Read more about How to Specify Regression Models for tips on how to do it correctly.
Selective Reporting of Results
This p-hacking method involves cherry-picking the outcomes and hypothesis tests for reporting while failing to discuss nonsignificant results and changes in the study design. This method creates a false impression of the results’ strength by overemphasizing the significance and downplaying the weaknesses and nonsignificant findings.

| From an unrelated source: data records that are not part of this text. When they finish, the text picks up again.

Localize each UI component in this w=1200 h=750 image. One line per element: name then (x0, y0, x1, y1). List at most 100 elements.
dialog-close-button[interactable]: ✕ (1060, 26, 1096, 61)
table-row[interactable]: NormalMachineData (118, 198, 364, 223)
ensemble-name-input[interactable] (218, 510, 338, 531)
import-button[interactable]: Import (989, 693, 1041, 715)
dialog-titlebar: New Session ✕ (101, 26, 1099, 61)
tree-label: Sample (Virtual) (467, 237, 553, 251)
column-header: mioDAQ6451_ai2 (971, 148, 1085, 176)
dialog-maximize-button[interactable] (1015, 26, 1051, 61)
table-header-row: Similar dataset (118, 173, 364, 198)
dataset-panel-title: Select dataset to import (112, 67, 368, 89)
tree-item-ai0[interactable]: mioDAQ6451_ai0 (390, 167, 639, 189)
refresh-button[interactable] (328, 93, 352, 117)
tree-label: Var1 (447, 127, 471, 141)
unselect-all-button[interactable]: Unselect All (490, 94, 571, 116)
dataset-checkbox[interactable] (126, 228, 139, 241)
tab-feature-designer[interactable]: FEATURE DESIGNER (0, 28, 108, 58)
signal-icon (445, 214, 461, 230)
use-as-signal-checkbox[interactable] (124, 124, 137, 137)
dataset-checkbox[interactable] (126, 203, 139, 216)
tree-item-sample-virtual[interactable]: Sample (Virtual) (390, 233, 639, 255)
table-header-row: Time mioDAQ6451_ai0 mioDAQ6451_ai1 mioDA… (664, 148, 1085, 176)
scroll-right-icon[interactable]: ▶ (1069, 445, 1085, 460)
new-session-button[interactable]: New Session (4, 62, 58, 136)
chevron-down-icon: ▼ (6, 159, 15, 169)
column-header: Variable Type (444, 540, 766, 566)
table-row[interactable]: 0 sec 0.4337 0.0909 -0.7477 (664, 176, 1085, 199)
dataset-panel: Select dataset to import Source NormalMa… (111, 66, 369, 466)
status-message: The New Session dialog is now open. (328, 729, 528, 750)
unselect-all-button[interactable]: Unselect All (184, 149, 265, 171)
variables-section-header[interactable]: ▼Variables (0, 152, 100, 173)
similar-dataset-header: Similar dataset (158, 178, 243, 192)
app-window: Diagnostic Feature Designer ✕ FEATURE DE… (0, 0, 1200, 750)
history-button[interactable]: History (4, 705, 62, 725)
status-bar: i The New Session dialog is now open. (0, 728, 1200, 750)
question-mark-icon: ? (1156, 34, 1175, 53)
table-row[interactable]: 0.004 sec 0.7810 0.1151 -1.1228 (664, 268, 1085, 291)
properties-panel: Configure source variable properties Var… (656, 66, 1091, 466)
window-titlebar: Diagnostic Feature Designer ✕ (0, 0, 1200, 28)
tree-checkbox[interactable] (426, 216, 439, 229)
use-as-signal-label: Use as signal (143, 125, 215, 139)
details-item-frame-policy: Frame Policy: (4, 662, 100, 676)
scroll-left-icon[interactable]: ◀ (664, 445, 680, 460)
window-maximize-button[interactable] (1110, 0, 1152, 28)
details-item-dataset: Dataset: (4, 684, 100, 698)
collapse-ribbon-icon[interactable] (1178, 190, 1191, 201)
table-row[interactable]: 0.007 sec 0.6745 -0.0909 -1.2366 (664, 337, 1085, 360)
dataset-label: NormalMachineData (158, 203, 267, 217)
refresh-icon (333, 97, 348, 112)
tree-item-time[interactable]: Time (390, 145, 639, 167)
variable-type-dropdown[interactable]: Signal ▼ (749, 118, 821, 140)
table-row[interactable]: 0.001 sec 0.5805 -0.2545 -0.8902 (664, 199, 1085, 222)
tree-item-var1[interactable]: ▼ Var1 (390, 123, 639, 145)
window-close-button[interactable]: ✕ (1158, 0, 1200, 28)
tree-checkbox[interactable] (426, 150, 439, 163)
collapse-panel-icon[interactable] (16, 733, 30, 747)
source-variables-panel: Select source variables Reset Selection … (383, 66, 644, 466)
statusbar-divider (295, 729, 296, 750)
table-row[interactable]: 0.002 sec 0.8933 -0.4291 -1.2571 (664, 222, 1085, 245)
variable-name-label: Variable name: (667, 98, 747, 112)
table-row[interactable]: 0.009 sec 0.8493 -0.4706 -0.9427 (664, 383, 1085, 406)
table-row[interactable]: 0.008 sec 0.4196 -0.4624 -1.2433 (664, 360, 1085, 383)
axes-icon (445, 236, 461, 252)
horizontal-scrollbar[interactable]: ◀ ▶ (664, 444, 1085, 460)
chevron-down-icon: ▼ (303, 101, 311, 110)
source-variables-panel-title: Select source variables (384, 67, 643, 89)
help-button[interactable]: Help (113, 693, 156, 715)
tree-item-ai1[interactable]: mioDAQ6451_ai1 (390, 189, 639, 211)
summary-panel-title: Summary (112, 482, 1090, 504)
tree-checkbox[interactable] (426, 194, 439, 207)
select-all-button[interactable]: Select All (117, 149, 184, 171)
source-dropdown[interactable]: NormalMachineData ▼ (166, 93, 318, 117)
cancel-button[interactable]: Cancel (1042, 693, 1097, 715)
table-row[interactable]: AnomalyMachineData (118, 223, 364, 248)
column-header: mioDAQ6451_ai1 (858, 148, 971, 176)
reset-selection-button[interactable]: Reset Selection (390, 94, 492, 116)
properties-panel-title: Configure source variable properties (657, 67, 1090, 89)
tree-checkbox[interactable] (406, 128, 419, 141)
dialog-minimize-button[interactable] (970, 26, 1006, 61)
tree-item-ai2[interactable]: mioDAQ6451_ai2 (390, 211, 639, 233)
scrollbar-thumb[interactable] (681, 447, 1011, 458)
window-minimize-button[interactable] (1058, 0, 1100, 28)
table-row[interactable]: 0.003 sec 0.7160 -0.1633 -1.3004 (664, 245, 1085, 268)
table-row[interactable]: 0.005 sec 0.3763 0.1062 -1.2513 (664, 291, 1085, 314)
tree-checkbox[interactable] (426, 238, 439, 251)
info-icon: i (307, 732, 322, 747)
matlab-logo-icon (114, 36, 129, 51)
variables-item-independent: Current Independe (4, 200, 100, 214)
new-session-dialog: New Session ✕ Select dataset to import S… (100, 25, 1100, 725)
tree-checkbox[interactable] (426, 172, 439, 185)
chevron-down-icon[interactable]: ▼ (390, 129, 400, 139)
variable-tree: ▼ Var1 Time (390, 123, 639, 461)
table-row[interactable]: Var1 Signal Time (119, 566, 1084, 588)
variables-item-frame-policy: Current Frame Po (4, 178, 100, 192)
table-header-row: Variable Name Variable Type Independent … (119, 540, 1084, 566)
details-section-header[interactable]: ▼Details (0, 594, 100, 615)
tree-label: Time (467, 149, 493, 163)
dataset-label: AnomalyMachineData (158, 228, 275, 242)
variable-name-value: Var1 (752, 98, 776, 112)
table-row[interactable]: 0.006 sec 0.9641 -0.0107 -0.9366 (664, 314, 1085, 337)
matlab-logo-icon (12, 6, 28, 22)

For example, a study might measure many different outcomes and find a significant result for only one. Or they conduct many hypothesis tests and only present the few that give statistically significant results, conveniently leaving out the ones that don’t. This approach is akin to showing a highlight reel without the unimpressive plays.
If a study mainly finds nonsignificant results, you’d have good reason to question its few significant findings. However, if the reporting doesn’t discuss the slew of nonsignificant conclusions, you won’t know the proper context for evaluating the results.
Additionally, a series of nonsignificant findings followed by a significant result is a red flag for the previous trial-and-error methods I describe above.
Best Practices to Avoid P Hacking
As we delve deeper into p-hacking methods, it becomes increasingly clear how easy it is to veer into these practices, intentionally or not. It underlines the importance of sound statistical training and an unwavering commitment to scientific integrity. Aim to tell the story of the data as it is, not as we’d like it to be.
P-hacking can quietly erode the foundations of scientific research. But don’t despair. Here are some best practices to keep you on the right path.
Develop a Clear Research Plan
Create a detailed plan before conducting the research. It should include your hypotheses, data collection methods, and analyses. This clear roadmap helps prevent you from going down the p-hacking trial-and-error approach of performing variable manipulation and data analysis variations until you get significant results.
Pre-Register Your Studies
Publicly specify your research plan before conducting the study. This approach further reduces the temptation to deviate based on interim findings. And it signals other researchers that they can take your research more seriously. You can preregister studies at places like the Center for Open Science (cos.io).
Report all your steps, even the not-so-successful ones. Honesty is your best ally in research. This transparency includes defining comparison groups in advance, reporting all variables, all conditions, all data exclusions, all tests, and all measures.
Education and Training
Many p-hacked studies stem from not understanding the pitfalls rather than malicious deception. Ensure you have a strong understanding of statistical principles and maintain an awareness of the pitfalls of p-hacking. Continuous learning is an essential tool in any researcher’s kit. It’s one of the many reasons I think understanding statistics is vital.
Ultimately, remember that every decision made during statistical analysis affects the results. P-hacking might not always be a deliberate act of deception. It can often stem from a lack of understanding of statistical principles.
Adhering to these best practices can keep our research robust and our findings credible. Avoiding p-hacking isn’t just about securing valid results; it’s about preserving the integrity of the scientific process.
Stay ethical and keep crunching those numbers responsibly!
P Hacking References
Simonsohn, Uri and Nelson, Leif D. and Simmons, Joseph P., P-Curve: A Key to the File Drawer (April 24, 2013). Journal of Experimental Psychology: General.
Stefan Angelika M. and Schönbrodt Felix D. 2023 Big little lies: a compendium and simulation of p-hacking strategies, R. Soc. open sci.